There are multiple levels of meaning, though; character encoding is just one part of it. For example, a text file might be plain text, or HTML, or JSON, or a C source code, etc; a binary file might be DER, or IFF, or ZIP, etc; and then there will be e.g. what kind of data a JSON or DER or IFF contains and how that level of the data is interpreted, etc.

> Cyrillic and Greek characters get two bytes, even when they are by definition identical to ASCII characters.

Whether or not they are identical to ASCII characters depends on the character set and on other things, such as what they are being used for; the definition of "identical" is not so simple as you make it seem. Unicode defines them as not identical, which is appropriate for some uses but is wrong for other uses. (Unicode also defines some characters as identical even though in some uses it would be more appropriate to treat them as not identical, too. So, Unicode is both ways bad.)

> This bloat is actually worse than the bloat you get by using UTF-8 for Japanese; Cyrillic and Greek will easily fit into one byte.

I agree with that (although I think UTF-8 should not be used for Japanese either), but it isn't because of which characters are considered "identical" or not. There are problems with Unicode in general regardless of which encoding you use.

1 comments

> ... (although I think UTF-8 should not be used for Japanese either) ...

The people putting up websites in Japanese disagree with you, it would seem. According to Wikipedia (in the Shift JIS article), as of March 2026 99% of websites in the .jp domain were in UTF-8, with only 1% being in Shift JIS.

Japan used to have two different encodings in common use, Shift JIS (usually used on Windows) and EUC-JP (more common on Unix servers). This resulted in characters being misinterpreted often enough that they coined the word mojibake to describe the phenomenon of text coming out completely garbled.
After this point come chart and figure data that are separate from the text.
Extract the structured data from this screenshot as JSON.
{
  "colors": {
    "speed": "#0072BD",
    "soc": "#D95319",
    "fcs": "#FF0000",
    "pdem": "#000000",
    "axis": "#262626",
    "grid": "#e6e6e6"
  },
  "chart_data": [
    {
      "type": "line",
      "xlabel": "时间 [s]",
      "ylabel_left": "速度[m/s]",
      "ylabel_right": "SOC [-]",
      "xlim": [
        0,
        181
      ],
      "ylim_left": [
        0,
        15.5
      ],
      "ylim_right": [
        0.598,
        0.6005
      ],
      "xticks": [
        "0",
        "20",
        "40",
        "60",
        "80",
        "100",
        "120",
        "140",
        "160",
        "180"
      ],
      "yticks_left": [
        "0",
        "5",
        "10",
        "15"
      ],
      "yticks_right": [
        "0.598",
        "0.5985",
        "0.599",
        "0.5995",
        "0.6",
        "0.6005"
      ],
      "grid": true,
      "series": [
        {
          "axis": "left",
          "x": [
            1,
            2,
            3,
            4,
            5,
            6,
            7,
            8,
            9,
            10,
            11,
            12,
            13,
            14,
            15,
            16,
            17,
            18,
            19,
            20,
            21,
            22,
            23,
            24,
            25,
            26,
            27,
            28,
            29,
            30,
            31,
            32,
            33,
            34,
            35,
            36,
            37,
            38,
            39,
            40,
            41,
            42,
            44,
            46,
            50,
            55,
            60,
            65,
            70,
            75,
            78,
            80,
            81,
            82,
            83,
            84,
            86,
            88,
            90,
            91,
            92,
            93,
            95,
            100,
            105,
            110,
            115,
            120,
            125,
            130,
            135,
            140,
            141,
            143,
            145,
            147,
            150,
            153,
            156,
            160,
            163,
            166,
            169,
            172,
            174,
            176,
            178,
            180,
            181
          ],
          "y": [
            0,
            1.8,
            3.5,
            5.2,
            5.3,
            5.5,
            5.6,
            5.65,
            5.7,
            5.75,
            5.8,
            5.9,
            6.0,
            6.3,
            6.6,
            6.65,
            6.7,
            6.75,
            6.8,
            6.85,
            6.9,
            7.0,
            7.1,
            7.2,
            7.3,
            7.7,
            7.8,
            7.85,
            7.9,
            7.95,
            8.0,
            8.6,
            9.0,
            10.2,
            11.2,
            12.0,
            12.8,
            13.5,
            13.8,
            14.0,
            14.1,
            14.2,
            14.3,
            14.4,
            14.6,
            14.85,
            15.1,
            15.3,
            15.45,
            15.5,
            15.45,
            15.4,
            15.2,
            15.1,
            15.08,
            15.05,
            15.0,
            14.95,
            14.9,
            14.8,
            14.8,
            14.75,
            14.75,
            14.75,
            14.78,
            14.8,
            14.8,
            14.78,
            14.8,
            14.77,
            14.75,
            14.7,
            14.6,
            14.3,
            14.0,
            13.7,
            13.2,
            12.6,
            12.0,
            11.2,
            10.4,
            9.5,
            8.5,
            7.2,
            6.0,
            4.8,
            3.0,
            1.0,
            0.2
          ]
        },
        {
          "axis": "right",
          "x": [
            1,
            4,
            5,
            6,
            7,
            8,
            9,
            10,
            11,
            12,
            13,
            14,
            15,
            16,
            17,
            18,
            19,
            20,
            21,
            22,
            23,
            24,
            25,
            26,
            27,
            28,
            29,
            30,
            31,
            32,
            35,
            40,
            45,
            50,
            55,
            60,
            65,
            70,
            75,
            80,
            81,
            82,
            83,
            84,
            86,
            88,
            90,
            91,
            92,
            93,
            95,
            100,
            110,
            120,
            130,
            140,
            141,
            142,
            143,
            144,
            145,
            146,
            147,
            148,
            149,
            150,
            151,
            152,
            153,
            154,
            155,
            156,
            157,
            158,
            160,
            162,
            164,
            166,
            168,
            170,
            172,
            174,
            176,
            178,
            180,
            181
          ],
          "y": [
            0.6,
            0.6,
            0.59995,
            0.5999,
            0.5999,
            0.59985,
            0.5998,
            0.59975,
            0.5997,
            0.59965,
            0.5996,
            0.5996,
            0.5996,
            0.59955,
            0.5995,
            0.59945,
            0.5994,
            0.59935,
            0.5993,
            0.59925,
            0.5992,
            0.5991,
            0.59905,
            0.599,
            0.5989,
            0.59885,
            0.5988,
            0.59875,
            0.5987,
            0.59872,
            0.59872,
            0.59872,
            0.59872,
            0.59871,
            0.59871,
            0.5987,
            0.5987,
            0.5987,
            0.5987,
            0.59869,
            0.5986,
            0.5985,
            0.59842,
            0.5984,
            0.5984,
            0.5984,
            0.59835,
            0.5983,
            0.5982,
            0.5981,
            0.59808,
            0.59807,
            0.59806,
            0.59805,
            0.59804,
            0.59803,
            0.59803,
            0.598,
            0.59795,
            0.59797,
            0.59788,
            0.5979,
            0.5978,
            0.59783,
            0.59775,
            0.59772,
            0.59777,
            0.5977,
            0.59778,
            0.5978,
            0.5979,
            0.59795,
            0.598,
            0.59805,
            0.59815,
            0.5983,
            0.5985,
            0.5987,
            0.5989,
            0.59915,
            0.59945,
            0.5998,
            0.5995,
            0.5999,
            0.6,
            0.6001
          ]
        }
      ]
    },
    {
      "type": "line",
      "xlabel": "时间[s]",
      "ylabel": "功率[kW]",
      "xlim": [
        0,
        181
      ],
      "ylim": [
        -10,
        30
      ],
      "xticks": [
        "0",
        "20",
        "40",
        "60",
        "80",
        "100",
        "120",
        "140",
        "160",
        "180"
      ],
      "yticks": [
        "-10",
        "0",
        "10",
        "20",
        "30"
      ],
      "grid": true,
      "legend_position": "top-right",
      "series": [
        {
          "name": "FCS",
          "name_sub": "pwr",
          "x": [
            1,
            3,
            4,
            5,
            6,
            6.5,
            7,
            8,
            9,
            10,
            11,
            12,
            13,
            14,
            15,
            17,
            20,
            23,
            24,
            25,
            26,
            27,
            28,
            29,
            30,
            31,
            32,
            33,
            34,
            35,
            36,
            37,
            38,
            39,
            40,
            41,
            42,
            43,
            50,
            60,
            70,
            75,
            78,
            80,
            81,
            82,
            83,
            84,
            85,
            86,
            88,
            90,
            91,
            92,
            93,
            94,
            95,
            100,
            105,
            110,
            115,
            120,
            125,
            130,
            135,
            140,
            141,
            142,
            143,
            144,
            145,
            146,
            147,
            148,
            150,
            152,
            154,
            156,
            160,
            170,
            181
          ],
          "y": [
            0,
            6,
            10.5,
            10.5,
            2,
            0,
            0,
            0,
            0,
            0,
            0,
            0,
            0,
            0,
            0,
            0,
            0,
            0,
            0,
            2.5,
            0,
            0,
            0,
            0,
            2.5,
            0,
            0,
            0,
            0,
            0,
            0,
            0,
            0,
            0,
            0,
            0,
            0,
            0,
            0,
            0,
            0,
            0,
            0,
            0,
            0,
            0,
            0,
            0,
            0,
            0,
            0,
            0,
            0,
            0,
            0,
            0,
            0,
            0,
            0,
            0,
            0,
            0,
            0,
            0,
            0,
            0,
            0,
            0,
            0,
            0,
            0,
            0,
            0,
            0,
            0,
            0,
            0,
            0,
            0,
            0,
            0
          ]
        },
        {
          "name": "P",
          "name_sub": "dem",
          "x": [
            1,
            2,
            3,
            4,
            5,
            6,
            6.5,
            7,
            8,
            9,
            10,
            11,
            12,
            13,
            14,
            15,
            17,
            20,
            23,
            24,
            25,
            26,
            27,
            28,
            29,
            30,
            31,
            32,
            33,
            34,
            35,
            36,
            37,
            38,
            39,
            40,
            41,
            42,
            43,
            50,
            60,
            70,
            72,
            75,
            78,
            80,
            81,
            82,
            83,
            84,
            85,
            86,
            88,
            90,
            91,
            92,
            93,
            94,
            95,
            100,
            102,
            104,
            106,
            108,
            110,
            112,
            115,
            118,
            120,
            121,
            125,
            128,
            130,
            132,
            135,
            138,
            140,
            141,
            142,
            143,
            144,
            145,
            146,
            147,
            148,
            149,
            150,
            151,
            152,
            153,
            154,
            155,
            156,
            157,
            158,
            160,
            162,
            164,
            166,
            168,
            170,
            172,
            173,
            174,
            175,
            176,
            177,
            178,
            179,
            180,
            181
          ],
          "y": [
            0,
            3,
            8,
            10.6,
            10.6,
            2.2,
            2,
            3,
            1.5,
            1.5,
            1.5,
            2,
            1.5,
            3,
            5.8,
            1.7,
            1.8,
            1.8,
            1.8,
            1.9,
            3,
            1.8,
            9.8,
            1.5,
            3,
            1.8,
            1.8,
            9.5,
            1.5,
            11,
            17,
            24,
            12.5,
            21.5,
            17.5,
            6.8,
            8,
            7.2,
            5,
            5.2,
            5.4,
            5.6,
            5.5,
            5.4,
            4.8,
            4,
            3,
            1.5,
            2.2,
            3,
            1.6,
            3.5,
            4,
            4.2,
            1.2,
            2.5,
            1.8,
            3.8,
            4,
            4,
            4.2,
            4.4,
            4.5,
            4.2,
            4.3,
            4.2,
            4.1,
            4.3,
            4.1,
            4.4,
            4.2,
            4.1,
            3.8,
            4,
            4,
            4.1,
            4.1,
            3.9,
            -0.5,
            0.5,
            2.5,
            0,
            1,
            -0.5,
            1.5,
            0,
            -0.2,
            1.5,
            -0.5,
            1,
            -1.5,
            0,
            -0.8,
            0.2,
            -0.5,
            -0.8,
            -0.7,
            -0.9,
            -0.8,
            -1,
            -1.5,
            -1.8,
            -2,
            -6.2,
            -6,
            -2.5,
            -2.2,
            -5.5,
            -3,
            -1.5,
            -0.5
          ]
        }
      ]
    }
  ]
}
These days, it seems Japanese website makers are more than happy to accept a slight inefficiency in encoding size, because what they gain from that is never having to see mojibake again.

If they are misinterpreted, it is because the character encoding is not declared properly.

I still sometimes see mojibake in Japanese web pages, but sometimes it works; if it works, it is because the character encoding is declared properly.

In my opinion, EUC-JP is a generally better encoding of JIS (especially in e.g. C source code, which should not use Shift-JIS but EUC-JP is OK), but Shift-JIS does have some benefits in some circumstances (such as making a character grid with one byte per character cell; if using Shift-JIS for a Pascal source code then you should use (* *) instead of { } for comments please).

> If they are misinterpreted, it is because the character encoding is not declared properly.

OR because the software is buggy, or making assumptions about encoding and not checking them (which also counts as "buggy", of course). You can declare the encoding all you like, it won't protect you against the stupid decisions that other people make in writing their software. (See Excel, for example).

Yes, if you declare your encoding properly, things should work. Most of the time. And if you're using any encoding that is not the worldwide default (which these days is UTF-8), then you definitely should declare the encoding. But you'll still occasionally hit badly-written software that doesn't even think about other encodings and doesn't handle them properly. The only defense against that situation, where you declare your encoding properly and it still doesn't work, is to just use the encoding that the software was written to expect, which is almost certainly the worldwide default.